Il magistrale Jean Genet interpretato da Andrea Giordana è una presenza che interviene con la fermezza paternalistica di un sadico profeta. Far vivere dei semplici oggetti come un freddo filo metallico; dare spettacolo, ma non offrirsi al pubblico; cercare la morte e rifuggirla allo stesso tempo; la follia e la solitudine; sono le riflessioni che si rincorrono in un vortice di smarrimento vaneggiante, reso ancora più inquietante da una perversa morte in abiti da clown pronta a fare capolino. La sublime Melania Giglio riesce infatti far vibrare quella fune metallica con la forza calibratissima della sua voce e con la paura che il Pierrot beffardo incute in Abdallah.
Intorno al testo poetico Daniele Salvo non tesse solamente voci, luci, musiche ed immagini di repertorio che amplificano solennemente la carica evocativa di Genet. I due danzatori Yari Molinari e Giovanni Scura, sulle coreografie di Ricky Bonavita, danno corpo al desiderio di leggerezza infinita dell’acrobata e alla vena erotica che si insinua nel rapporto tra il funambolo… e il suo aguzzino. E forse l’unico appunto che si potrebbe fare allo spettacolo riguarda l’eccessivo affollamento sul palco in alcuni momenti di particolare sospensione emotiva.
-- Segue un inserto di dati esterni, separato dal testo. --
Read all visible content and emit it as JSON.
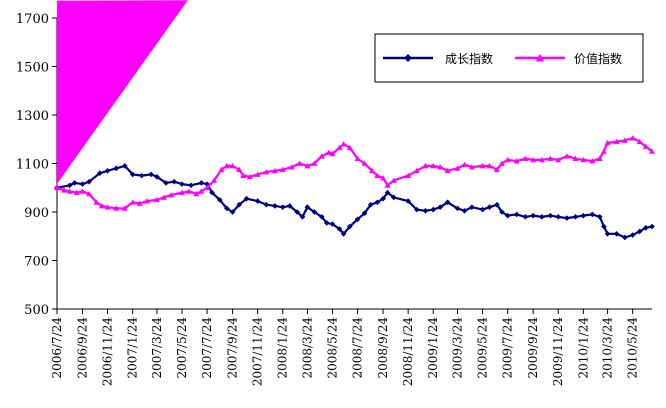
{
  "chart_data": {
    "type": "line",
    "ylim": [
      500,
      1700
    ],
    "yticks": [
      500,
      700,
      900,
      1100,
      1300,
      1500,
      1700
    ],
    "xlim": [
      "2006-07-24",
      "2010-07-10"
    ],
    "x_tick_labels": [
      "2006/7/24",
      "2006/9/24",
      "2006/11/24",
      "2007/1/24",
      "2007/3/24",
      "2007/5/24",
      "2007/7/24",
      "2007/9/24",
      "2007/11/24",
      "2008/1/24",
      "2008/3/24",
      "2008/5/24",
      "2008/7/24",
      "2008/9/24",
      "2008/11/24",
      "2009/1/24",
      "2009/3/24",
      "2009/5/24",
      "2009/7/24",
      "2009/9/24",
      "2009/11/24",
      "2010/1/24",
      "2010/3/24",
      "2010/5/24"
    ],
    "x_tick_dates": [
      "2006-07-24",
      "2006-09-24",
      "2006-11-24",
      "2007-01-24",
      "2007-03-24",
      "2007-05-24",
      "2007-07-24",
      "2007-09-24",
      "2007-11-24",
      "2008-01-24",
      "2008-03-24",
      "2008-05-24",
      "2008-07-24",
      "2008-09-24",
      "2008-11-24",
      "2009-01-24",
      "2009-03-24",
      "2009-05-24",
      "2009-07-24",
      "2009-09-24",
      "2009-11-24",
      "2010-01-24",
      "2010-03-24",
      "2010-05-24"
    ],
    "grid": false,
    "legend_position": "top-right",
    "series": [
      {
        "name": "成长指数",
        "color": "#000080",
        "marker": "diamond",
        "points": [
          [
            "2006-07-24",
            1000
          ],
          [
            "2006-08-24",
            1010
          ],
          [
            "2006-09-05",
            1020
          ],
          [
            "2006-09-24",
            1015
          ],
          [
            "2006-10-10",
            1025
          ],
          [
            "2006-11-05",
            1060
          ],
          [
            "2006-11-24",
            1070
          ],
          [
            "2006-12-15",
            1080
          ],
          [
            "2007-01-05",
            1090
          ],
          [
            "2007-01-24",
            1055
          ],
          [
            "2007-02-15",
            1050
          ],
          [
            "2007-03-10",
            1055
          ],
          [
            "2007-03-24",
            1045
          ],
          [
            "2007-04-15",
            1020
          ],
          [
            "2007-05-05",
            1025
          ],
          [
            "2007-05-24",
            1015
          ],
          [
            "2007-06-15",
            1010
          ],
          [
            "2007-07-10",
            1020
          ],
          [
            "2007-07-24",
            1015
          ],
          [
            "2007-08-05",
            980
          ],
          [
            "2007-08-24",
            950
          ],
          [
            "2007-09-10",
            915
          ],
          [
            "2007-09-24",
            900
          ],
          [
            "2007-10-10",
            930
          ],
          [
            "2007-10-28",
            955
          ],
          [
            "2007-11-24",
            945
          ],
          [
            "2007-12-15",
            930
          ],
          [
            "2008-01-05",
            925
          ],
          [
            "2008-01-24",
            920
          ],
          [
            "2008-02-10",
            925
          ],
          [
            "2008-02-28",
            900
          ],
          [
            "2008-03-12",
            880
          ],
          [
            "2008-03-24",
            920
          ],
          [
            "2008-04-10",
            900
          ],
          [
            "2008-04-28",
            880
          ],
          [
            "2008-05-10",
            855
          ],
          [
            "2008-05-24",
            850
          ],
          [
            "2008-06-10",
            830
          ],
          [
            "2008-06-20",
            810
          ],
          [
            "2008-07-05",
            840
          ],
          [
            "2008-07-24",
            870
          ],
          [
            "2008-08-10",
            895
          ],
          [
            "2008-08-25",
            930
          ],
          [
            "2008-09-10",
            940
          ],
          [
            "2008-09-24",
            955
          ],
          [
            "2008-10-05",
            980
          ],
          [
            "2008-10-20",
            960
          ],
          [
            "2008-11-24",
            945
          ],
          [
            "2008-12-15",
            910
          ],
          [
            "2009-01-05",
            905
          ],
          [
            "2009-01-24",
            910
          ],
          [
            "2009-02-10",
            920
          ],
          [
            "2009-02-28",
            940
          ],
          [
            "2009-03-24",
            915
          ],
          [
            "2009-04-10",
            905
          ],
          [
            "2009-04-28",
            920
          ],
          [
            "2009-05-24",
            910
          ],
          [
            "2009-06-10",
            920
          ],
          [
            "2009-06-28",
            930
          ],
          [
            "2009-07-10",
            900
          ],
          [
            "2009-07-24",
            885
          ],
          [
            "2009-08-15",
            890
          ],
          [
            "2009-09-05",
            880
          ],
          [
            "2009-09-24",
            885
          ],
          [
            "2009-10-15",
            880
          ],
          [
            "2009-11-05",
            885
          ],
          [
            "2009-11-24",
            880
          ],
          [
            "2009-12-15",
            875
          ],
          [
            "2010-01-05",
            880
          ],
          [
            "2010-01-24",
            885
          ],
          [
            "2010-02-15",
            890
          ],
          [
            "2010-03-05",
            880
          ],
          [
            "2010-03-15",
            840
          ],
          [
            "2010-03-24",
            810
          ],
          [
            "2010-04-15",
            810
          ],
          [
            "2010-05-05",
            795
          ],
          [
            "2010-05-24",
            805
          ],
          [
            "2010-06-10",
            820
          ],
          [
            "2010-06-25",
            835
          ],
          [
            "2010-07-10",
            840
          ]
        ]
      },
      {
        "name": "价值指数",
        "color": "#ff00ff",
        "marker": "triangle",
        "points": [
          [
            "2006-07-24",
            1000
          ],
          [
            "2006-08-10",
            990
          ],
          [
            "2006-08-24",
            985
          ],
          [
            "2006-09-10",
            980
          ],
          [
            "2006-09-24",
            985
          ],
          [
            "2006-10-10",
            975
          ],
          [
            "2006-10-28",
            940
          ],
          [
            "2006-11-10",
            925
          ],
          [
            "2006-11-24",
            920
          ],
          [
            "2006-12-15",
            915
          ],
          [
            "2007-01-05",
            915
          ],
          [
            "2007-01-24",
            940
          ],
          [
            "2007-02-10",
            935
          ],
          [
            "2007-02-28",
            945
          ],
          [
            "2007-03-24",
            950
          ],
          [
            "2007-04-10",
            960
          ],
          [
            "2007-04-28",
            970
          ],
          [
            "2007-05-24",
            980
          ],
          [
            "2007-06-10",
            985
          ],
          [
            "2007-06-28",
            975
          ],
          [
            "2007-07-10",
            985
          ],
          [
            "2007-07-24",
            1000
          ],
          [
            "2007-08-10",
            1030
          ],
          [
            "2007-08-28",
            1075
          ],
          [
            "2007-09-10",
            1090
          ],
          [
            "2007-09-24",
            1090
          ],
          [
            "2007-10-10",
            1075
          ],
          [
            "2007-10-20",
            1050
          ],
          [
            "2007-11-05",
            1045
          ],
          [
            "2007-11-24",
            1055
          ],
          [
            "2007-12-15",
            1065
          ],
          [
            "2008-01-05",
            1070
          ],
          [
            "2008-01-24",
            1075
          ],
          [
            "2008-02-15",
            1085
          ],
          [
            "2008-03-05",
            1100
          ],
          [
            "2008-03-24",
            1090
          ],
          [
            "2008-04-10",
            1100
          ],
          [
            "2008-04-28",
            1130
          ],
          [
            "2008-05-15",
            1145
          ],
          [
            "2008-05-24",
            1140
          ],
          [
            "2008-06-10",
            1165
          ],
          [
            "2008-06-20",
            1180
          ],
          [
            "2008-07-05",
            1165
          ],
          [
            "2008-07-24",
            1120
          ],
          [
            "2008-08-10",
            1100
          ],
          [
            "2008-08-28",
            1070
          ],
          [
            "2008-09-10",
            1050
          ],
          [
            "2008-09-24",
            1040
          ],
          [
            "2008-10-05",
            1010
          ],
          [
            "2008-10-20",
            1030
          ],
          [
            "2008-11-24",
            1050
          ],
          [
            "2008-12-15",
            1070
          ],
          [
            "2009-01-05",
            1090
          ],
          [
            "2009-01-24",
            1090
          ],
          [
            "2009-02-10",
            1085
          ],
          [
            "2009-02-28",
            1070
          ],
          [
            "2009-03-24",
            1080
          ],
          [
            "2009-04-10",
            1095
          ],
          [
            "2009-04-28",
            1085
          ],
          [
            "2009-05-24",
            1090
          ],
          [
            "2009-06-10",
            1090
          ],
          [
            "2009-06-28",
            1075
          ],
          [
            "2009-07-10",
            1100
          ],
          [
            "2009-07-24",
            1115
          ],
          [
            "2009-08-15",
            1110
          ],
          [
            "2009-09-05",
            1120
          ],
          [
            "2009-09-24",
            1115
          ],
          [
            "2009-10-15",
            1115
          ],
          [
            "2009-11-05",
            1120
          ],
          [
            "2009-11-24",
            1115
          ],
          [
            "2009-12-15",
            1130
          ],
          [
            "2010-01-05",
            1120
          ],
          [
            "2010-01-24",
            1115
          ],
          [
            "2010-02-15",
            1110
          ],
          [
            "2010-03-05",
            1120
          ],
          [
            "2010-03-15",
            1150
          ],
          [
            "2010-03-24",
            1185
          ],
          [
            "2010-04-15",
            1190
          ],
          [
            "2010-05-05",
            1195
          ],
          [
            "2010-05-24",
            1205
          ],
          [
            "2010-06-10",
            1190
          ],
          [
            "2010-06-25",
            1170
          ],
          [
            "2010-07-10",
            1150
          ]
        ]
      }
    ]
  }
}
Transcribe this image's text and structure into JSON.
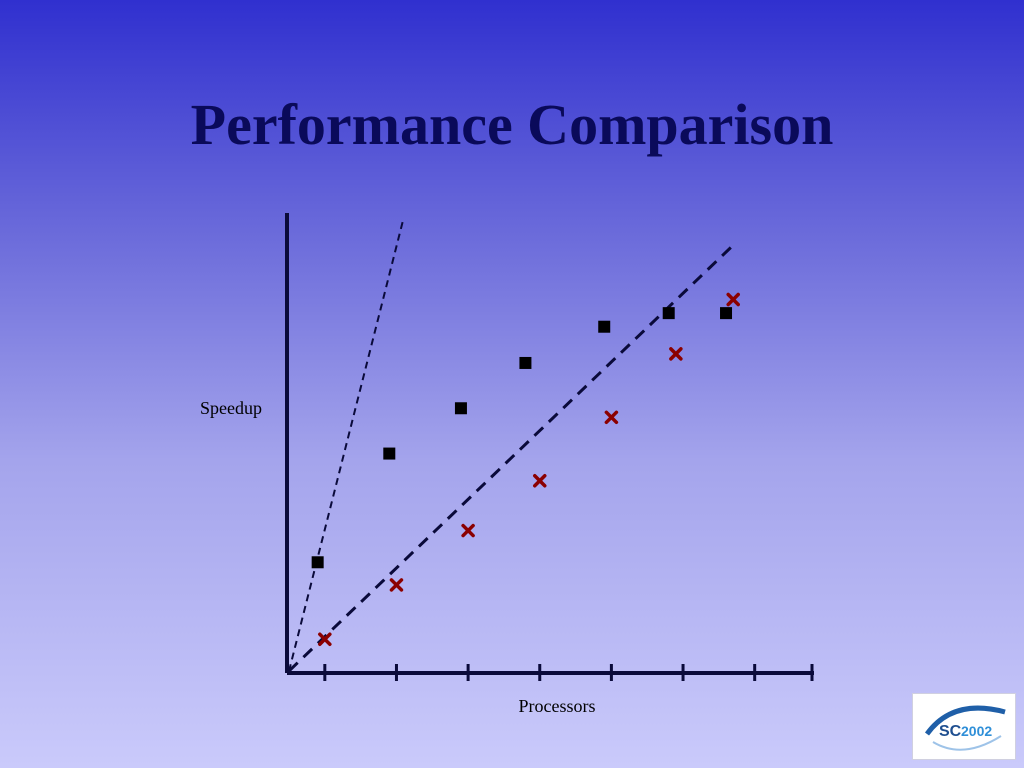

Il regista, attraverso una messa in scena visionaria, ci pone al centro di un limbo in bianco e nero fatto di curve e piani sovrapposti che ricorda quasi le prospettive surreali di Escher, perfettamente incastonate nel Teatro Vascello. Il cuore del testo è la perdita del contatto con la realtà cui porta la corsa lungo un filo teso all’irraggiungibile perfezione. Mentre la forza del lavoro di Salvo è l’efficacia con cui esso trasmette il significato totale del gioco di specchi tra piacere, ambizione, narcisismo e rischio in cui Genet coinvolge l’acrobata per risalire ad una dimensione meta-poetica. Infatti, le parole conclusive di quei consigli in forma di poema: “volevo infiammarti, non istruirti”, suonano piuttosto come un esperimento superomistico destinato ad incenerire.